If you are looking to insulate the spaces in-between, loose-fill is your best bet. Typically available as a foam or fiber, loose-fill is formed from recycled materials like cellulose, fiberglass, or mineral wool.

This insulation stands apart from other forms due to its flexibility thanks in part to its “blown-in” method of application. It’s perfect for older homes or dwellings where additional insulation is necessary but pulling down walls is not.

How to Install

While loose-fill is excellent in ensuring minimal disruption to a confined space or area, a professional installer may be worth the extra cost to accomplish the proper thickness and R-values.

Spray Foam

Spray Foam (also liquid foam or foam-in-place) is an attractive option to use when seeking to minimize the seepage of air, particularly in tight edges or crevices where traditional insulation may be ineffective.

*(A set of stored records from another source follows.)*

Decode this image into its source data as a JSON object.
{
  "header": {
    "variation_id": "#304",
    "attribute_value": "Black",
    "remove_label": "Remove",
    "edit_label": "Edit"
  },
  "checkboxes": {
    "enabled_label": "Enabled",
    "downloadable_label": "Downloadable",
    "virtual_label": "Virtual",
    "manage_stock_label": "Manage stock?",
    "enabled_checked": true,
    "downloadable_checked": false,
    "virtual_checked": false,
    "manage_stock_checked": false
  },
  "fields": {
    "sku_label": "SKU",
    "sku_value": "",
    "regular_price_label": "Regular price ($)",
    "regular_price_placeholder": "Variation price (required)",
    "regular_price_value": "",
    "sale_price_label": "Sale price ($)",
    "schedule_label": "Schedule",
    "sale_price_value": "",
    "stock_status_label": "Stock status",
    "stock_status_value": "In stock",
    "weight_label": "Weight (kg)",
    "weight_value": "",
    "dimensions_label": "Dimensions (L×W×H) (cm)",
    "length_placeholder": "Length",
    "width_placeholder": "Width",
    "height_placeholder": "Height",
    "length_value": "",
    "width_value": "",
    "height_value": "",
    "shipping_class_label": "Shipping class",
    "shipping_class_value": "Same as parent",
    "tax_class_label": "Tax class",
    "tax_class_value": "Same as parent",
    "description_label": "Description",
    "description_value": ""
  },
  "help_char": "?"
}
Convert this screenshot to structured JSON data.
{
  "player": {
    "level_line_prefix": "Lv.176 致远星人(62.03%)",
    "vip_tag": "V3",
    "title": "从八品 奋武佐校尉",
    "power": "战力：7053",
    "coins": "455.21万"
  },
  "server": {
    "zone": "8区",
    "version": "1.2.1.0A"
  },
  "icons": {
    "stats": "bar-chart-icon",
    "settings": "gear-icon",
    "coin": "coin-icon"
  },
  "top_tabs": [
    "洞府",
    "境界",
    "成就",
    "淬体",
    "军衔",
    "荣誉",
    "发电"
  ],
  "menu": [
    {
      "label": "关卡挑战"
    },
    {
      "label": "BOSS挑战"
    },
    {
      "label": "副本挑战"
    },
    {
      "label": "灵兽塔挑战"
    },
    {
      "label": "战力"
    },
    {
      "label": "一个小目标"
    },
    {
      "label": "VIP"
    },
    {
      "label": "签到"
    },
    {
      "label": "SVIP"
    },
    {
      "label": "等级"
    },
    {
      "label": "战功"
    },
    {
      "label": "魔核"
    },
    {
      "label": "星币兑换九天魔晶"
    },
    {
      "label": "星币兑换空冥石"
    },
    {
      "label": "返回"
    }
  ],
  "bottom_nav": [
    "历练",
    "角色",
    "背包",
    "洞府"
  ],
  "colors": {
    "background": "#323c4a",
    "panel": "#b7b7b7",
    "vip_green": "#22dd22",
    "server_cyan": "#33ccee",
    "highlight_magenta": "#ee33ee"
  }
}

Depending on the installation, some types can have very high R-values. The materials usually consist of cementitious, phenolic, polyiso or polyurethane.

How to Install

Spray foam, is, as the name suggests, a spray, which hardens after its applied. This insulation is available as either open-cell or closed-cell. Open-cell has less density than the closed-cell variety and sets with a sponge-like consistency. Closed-cell is denser and hardens with a thicker final texture.

Much like loose-fill, it may be a better option to use a professional installer to make sure of an accurate application.


There are a lot of ways to make your home energy efficient and put a dent in your monthly utility bill. Most are readily apparent. But it’s the ones you can’t see that may make the most difference.

If, even after you’ve tried all the common energy saving methods, you still feel money is slipping away in a less than efficient home, try to look inside the walls instead of between them. You may very well find a few extra dollars stuffed in there with your new or updated insulation.